Shure KSM313 Saves The Day on James Taylor-Carole King Tour FOH Engineer David Morgan Uses Shure Ribbon Mics to Capture Danny Kortchmar's Signature Guitar Sound

July 20, 2010

NILES, IL, July 15, 2010 — One of 2010’s most successful tours is the Troubadour Reunion, a pairing of acclaimed singer-songwriters James Taylor and Carole King, which has been drawing sellout crowds to arenas across the country. The tour boasts an equally legendary FOH mixer David Morgan, who was asked to create a warm, intimate sound, despite working with a large stage and an in-the-round setting.

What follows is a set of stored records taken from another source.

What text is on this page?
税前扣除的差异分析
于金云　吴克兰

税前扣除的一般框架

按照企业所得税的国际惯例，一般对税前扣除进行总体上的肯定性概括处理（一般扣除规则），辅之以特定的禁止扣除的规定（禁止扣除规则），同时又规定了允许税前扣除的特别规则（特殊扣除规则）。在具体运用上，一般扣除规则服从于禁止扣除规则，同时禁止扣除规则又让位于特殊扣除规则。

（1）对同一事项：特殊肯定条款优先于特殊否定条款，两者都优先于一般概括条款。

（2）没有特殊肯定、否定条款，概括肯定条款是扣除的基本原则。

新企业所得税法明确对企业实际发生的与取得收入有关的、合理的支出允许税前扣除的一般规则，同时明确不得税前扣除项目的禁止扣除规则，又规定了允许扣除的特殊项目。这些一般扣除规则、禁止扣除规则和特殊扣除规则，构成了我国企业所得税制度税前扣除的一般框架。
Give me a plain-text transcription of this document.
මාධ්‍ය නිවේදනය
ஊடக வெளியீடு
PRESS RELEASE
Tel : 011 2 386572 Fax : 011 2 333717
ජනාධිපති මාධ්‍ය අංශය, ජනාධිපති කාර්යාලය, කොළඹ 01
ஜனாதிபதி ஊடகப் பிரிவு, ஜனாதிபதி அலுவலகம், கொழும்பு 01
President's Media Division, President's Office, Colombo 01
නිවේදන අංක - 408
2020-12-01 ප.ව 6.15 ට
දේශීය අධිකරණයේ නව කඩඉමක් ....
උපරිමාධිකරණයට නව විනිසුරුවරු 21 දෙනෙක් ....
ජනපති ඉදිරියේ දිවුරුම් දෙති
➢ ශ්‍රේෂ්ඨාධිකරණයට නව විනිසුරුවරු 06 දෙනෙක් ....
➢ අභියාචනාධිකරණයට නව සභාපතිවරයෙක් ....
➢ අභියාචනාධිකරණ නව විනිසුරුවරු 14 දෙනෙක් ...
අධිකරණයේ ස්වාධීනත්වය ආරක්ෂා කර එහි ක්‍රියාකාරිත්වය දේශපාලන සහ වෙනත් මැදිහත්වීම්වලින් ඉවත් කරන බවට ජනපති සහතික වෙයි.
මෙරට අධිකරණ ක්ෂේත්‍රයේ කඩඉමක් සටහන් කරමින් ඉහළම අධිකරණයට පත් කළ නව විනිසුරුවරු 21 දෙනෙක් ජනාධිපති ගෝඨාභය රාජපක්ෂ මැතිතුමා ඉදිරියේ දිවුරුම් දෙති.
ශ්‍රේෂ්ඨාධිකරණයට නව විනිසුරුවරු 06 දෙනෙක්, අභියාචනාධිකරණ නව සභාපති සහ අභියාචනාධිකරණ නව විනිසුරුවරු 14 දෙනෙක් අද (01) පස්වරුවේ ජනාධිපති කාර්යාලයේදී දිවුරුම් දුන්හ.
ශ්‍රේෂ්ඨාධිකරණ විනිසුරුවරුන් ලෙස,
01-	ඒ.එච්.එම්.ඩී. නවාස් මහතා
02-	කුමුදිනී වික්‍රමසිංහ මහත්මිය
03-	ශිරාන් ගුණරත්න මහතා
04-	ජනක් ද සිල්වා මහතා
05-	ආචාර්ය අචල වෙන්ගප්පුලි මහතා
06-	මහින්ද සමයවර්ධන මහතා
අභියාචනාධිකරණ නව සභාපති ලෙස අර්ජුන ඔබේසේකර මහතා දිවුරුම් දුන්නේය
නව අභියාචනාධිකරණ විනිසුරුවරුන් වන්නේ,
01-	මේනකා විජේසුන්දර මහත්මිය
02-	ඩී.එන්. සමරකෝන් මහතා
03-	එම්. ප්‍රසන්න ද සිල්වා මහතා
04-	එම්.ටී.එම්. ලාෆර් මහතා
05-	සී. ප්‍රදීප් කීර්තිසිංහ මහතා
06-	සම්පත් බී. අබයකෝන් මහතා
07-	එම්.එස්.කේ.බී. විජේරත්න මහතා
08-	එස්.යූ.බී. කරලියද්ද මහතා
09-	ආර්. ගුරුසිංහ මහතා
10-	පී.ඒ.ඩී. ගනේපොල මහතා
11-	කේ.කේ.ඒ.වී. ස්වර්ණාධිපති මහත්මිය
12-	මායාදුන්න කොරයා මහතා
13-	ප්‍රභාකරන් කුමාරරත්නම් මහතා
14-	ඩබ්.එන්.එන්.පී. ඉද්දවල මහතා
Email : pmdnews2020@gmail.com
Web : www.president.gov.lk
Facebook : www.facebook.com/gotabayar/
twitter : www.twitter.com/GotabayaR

“The music on this tour is incredible,” Morgan states, “But it’s been very challenging from an engineering perspective. James and Carole are playing afternoon soundcheck shows for charity, so there’s literally no time for experimenting when audio problems arise.” That was exactly the case in Morgan’s attempts to capture the guitar sound of Taylor’s venerable guitarist Danny Kortchmar.

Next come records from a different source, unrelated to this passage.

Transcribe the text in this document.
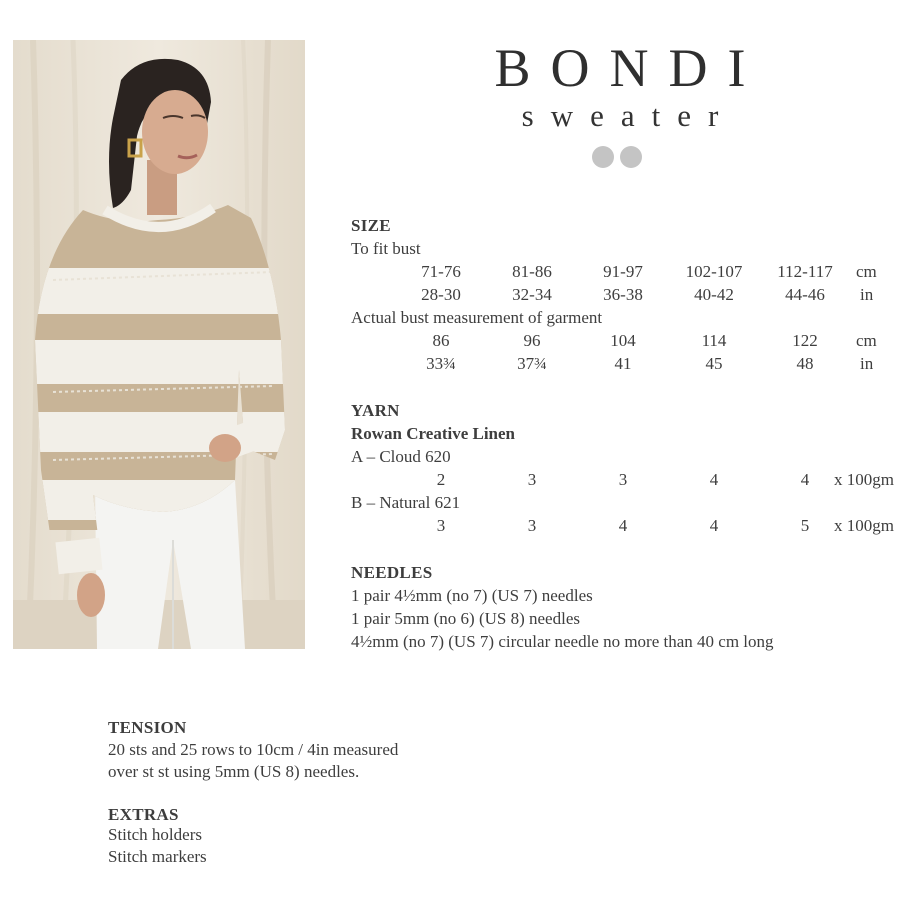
BONDI
sweater
SIZE
To fit bust
71-76	81-86	91-97	102-107	112-117	cm
28-30	32-34	36-38	40-42	44-46	in
Actual bust measurement of garment
86	96	104	114	122	cm
33¾	37¾	41	45	48	in
YARN
Rowan Creative Linen
A – Cloud 620
2	3	3	4	4	x 100gm
B – Natural 621
3	3	4	4	5	x 100gm
NEEDLES
1 pair 4½mm (no 7) (US 7) needles
1 pair 5mm (no 6) (US 8) needles
4½mm (no 7) (US 7) circular needle no more than 40 cm long
TENSION
20 sts and 25 rows to 10cm / 4in measured
over st st using 5mm (US 8) needles.
EXTRAS
Stitch holders
Stitch markers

Playing through a pair of Fender Deluxe reproduction amps with 12-inch speakers, Kortchmar had originally planned to elevate his rig on stands. But because that set-up was deemed an obstruction to the audience’s line of sight, the guitarist had to place the amps on the floor. Even with the amps rocked back, the direct speaker sound was hitting Kortchmar in the knees, not the ears. David Morgan KSM313

“To get the articulation he needs to hear, Danny had to change his tone, which actually thinned his sound,” Morgan explains.  “To Danny, the amps sound normal, but the new setup sounded a bit harsh in the microphones. I had been using KSM27s on the amps, and that’s a good, fat-sounding microphone.  But suddenly I found myself using a lot of EQ, trying to get that signature sound Danny is known for. It was problematic, especially with the lack of free time to explore other options.”

The solution turned out to be savagely simple: the KSM313 ribbon microphone from Shure. “I needed a warm, fat sound with a lot of articulation, so a ribbon mic was one obvious option. I had heard good things about the KSM313, but I had never so much as talked into one, so it was kind of an unknown,” he relates. “But as soon as they came out of the box and went onstage, the sound I needed was there. I put them up in Chicago and they’ve been there ever since. ”

Morgan deploys one KSM313 on each of Kortchmar’s two cabinets, using the front side of the mic and positioning them as close to the grille as possible to take advantage of their mild proximity effect. Doing that required approaching the tilted-back cabinets from above, with the XLRs pointing upward.

“It worked instantly,” Morgan reports. “I’m using very little EQ, just one or two dB here and there, whereas before I had cuts of 6 dB or more at 2.5k and 7k. With the KSM313, I can now just pretty much put them up and let him play. Now Danny is happy with what he’s hearing, and the fans are getting the sound they want and expect. It’s an incredibly elegant solution to what had been an ongoing problem.”

When the James Taylor-Carole King tour wraps up in late July, Morgan will be taking the KSM313s with him as he goes to Las Vegas to mix Cher beginning in September.

“The KSM313 was an instant success in a difficult situation on this tour,” Morgan says. “They sound great on guitars and I can’t wait to try them in other applications, especially acoustic instruments like the saxophone and trumpet. I’m really looking forward to experimenting with them.”